Astaga! Kalau saja yang bicara adalah Mamet, aku pasti sudah menjewer telinganya. Sia-sia aku menghibur Baron kalau ternyata dia hanya menahan kantuk. Sambil berdecak sebal aku berbelok ke arah ruangan Ela.

Sahabatku itu sedang berdiri menyandar di kubikel tempat kerjanya. Posisi kubikel Ela yang berada di bagian depan, memungkinkannya melihatku dan Baron yang saling melambaikan tangan sebelum berpisah. Dia menyambutku dengan senyum dikulum.

"Cie, yang udah baikan," godanya sambil menggamit lenganku.

"Gue nggak pernah marahan sama dia.

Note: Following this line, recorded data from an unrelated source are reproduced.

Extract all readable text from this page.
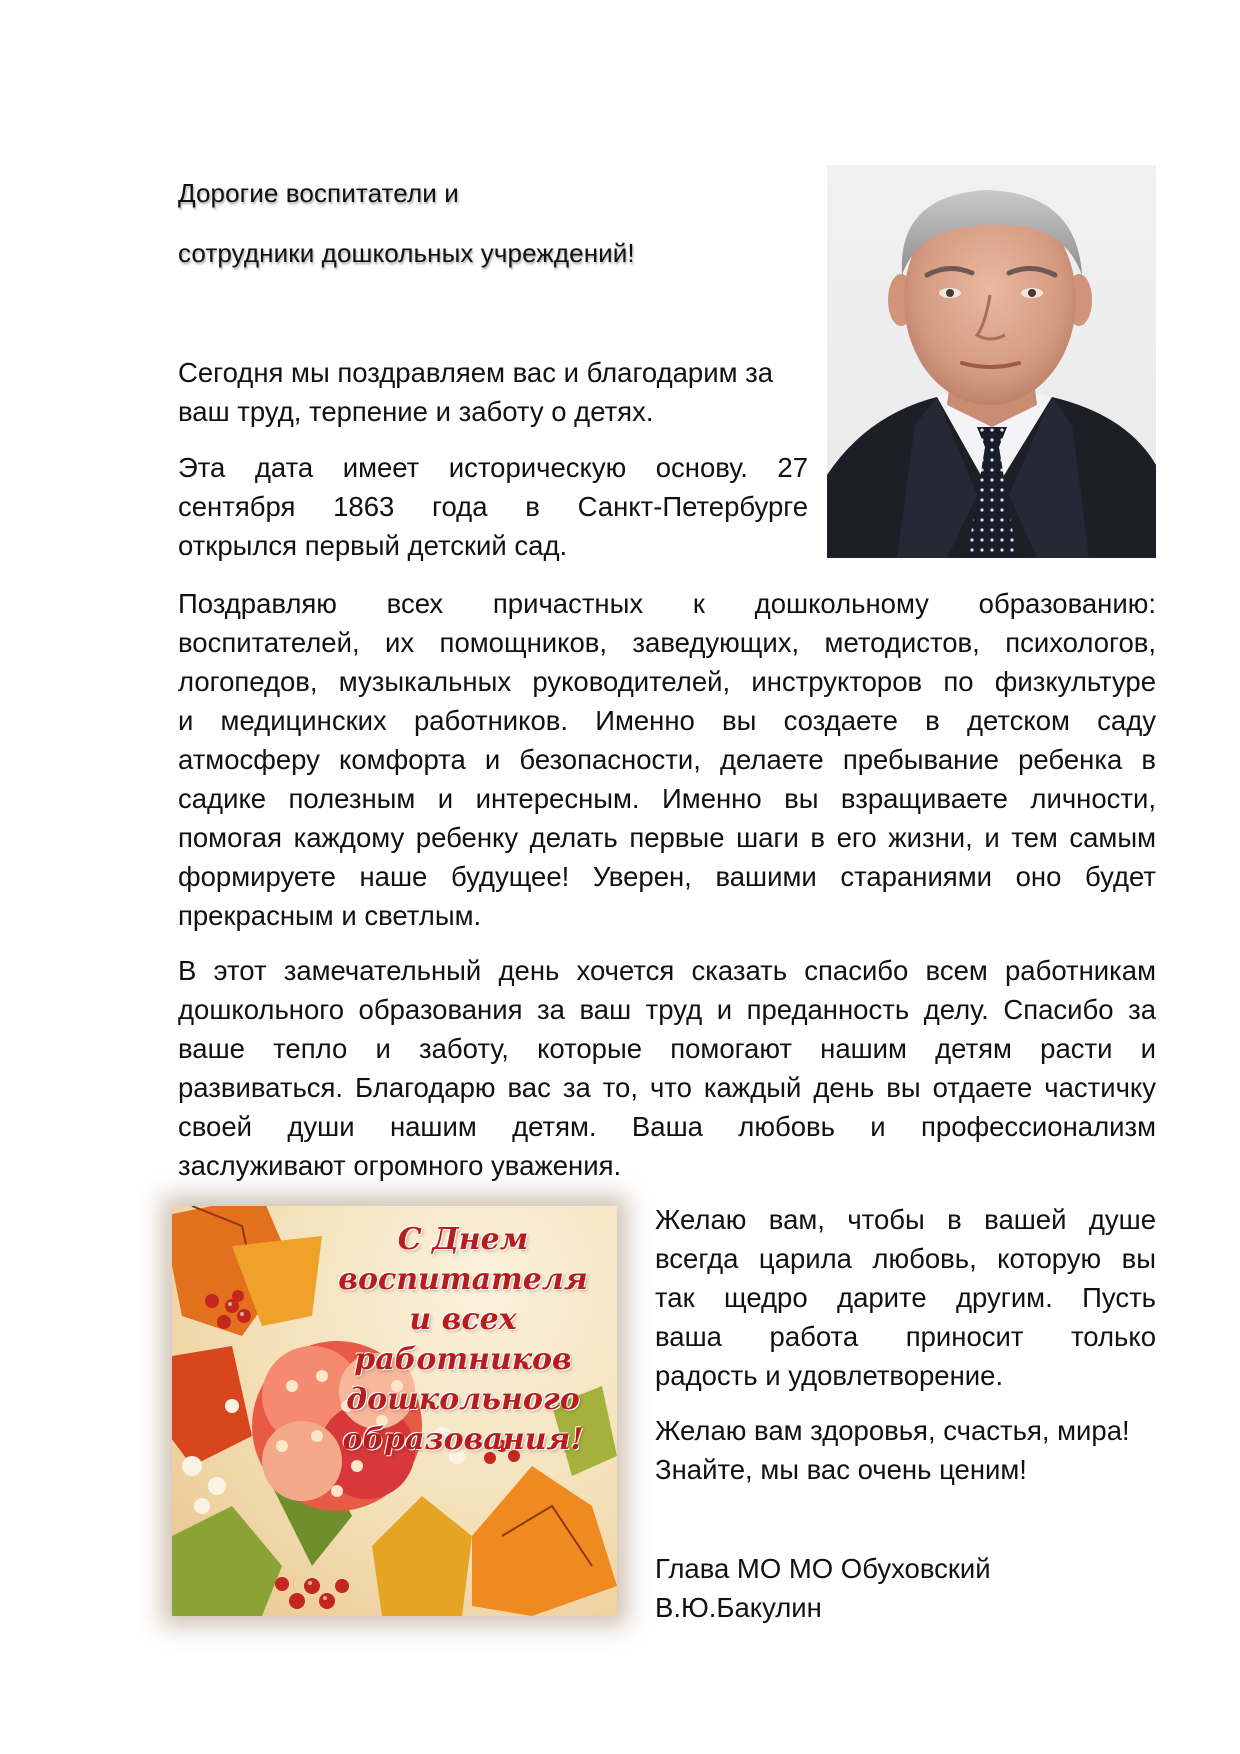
Дорогие воспитатели и
сотрудники дошкольных учреждений!
Сегодня мы поздравляем вас и благодарим за
ваш труд, терпение и заботу о детях.
Эта дата имеет историческую основу. 27
сентября 1863 года в Санкт-Петербурге
открылся первый детский сад.
Поздравляю всех причастных к дошкольному образованию:
воспитателей, их помощников, заведующих, методистов, психологов,
логопедов, музыкальных руководителей, инструкторов по физкультуре
и медицинских работников. Именно вы создаете в детском саду
атмосферу комфорта и безопасности, делаете пребывание ребенка в
садике полезным и интересным. Именно вы взращиваете личности,
помогая каждому ребенку делать первые шаги в его жизни, и тем самым
формируете наше будущее! Уверен, вашими стараниями оно будет
прекрасным и светлым.
В этот замечательный день хочется сказать спасибо всем работникам
дошкольного образования за ваш труд и преданность делу. Спасибо за
ваше тепло и заботу, которые помогают нашим детям расти и
развиваться. Благодарю вас за то, что каждый день вы отдаете частичку
своей души нашим детям. Ваша любовь и профессионализм
заслуживают огромного уважения.
С Днем воспитателя
и всех работников
дошкольного
образования!
Желаю вам, чтобы в вашей душе
всегда царила любовь, которую вы
так щедро дарите другим. Пусть
ваша работа приносит только
радость и удовлетворение.
Желаю вам здоровья, счастья, мира! Знайте, мы вас очень ценим!
Глава МО МО Обуховский
В.Ю.Бакулин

Cuma sebal," sahutku pasrah saat Ela setengah menyeret ke arah lift.

"Hati-hati, Cassandra. Sebal berlebih akan berubah menjadi cinta."

Tidak ada gunanya menyahuti ucapan Ela. Dia akan semakin semangat untuk menggoda jadi kudiamkan saja ucapannya itu sampai kami masuk ke dalam lift. Tidak banyak orang di dalam lift karena sebenarnya belum masuk jam istirahat. Aku tidak sarapan dan kekurangan kafein. Jika menunggu semenit lebih lambat saja, aku akan pingsan. Itu sebabnya aku curi start lebih dulu supaya nanti bisa bersiap lebih awal untuk rapat pukul satu siang.

"Lo yakin mau makan itu saja?" Ela melirik sepiring gado-gado dengan lontong yang kupesan.

"Kenapa memangnya?" tanyaku heran. Sepertinya gado-gado adalah makan siang yang lumrah.

"Percaya, deh. Lo bakal kelaparan sebelum jam tiga. Karbohidrat di lontong nggak cukup banyak buat kerja otak lo."

Mengenalku selama bertahun-tahun membuat Ela hafal tabiatku. Dia menghela napas ketika aku bersikeras gado-gado ini cukup untuk menahan lapar lalu sibuk mengetik sesuatu di ponselnya. Aku mengabaikan tingkah Ela, paling dia sedang menghubungi suami tercinta.

Sekitar lima belas menit kemudian, para anak magang datang. Mereka memang istirahat tepat waktu. Ai duduk di sampingku setelah memesan makanan sementara Mamet dan DJ masih mengelilingi kantin.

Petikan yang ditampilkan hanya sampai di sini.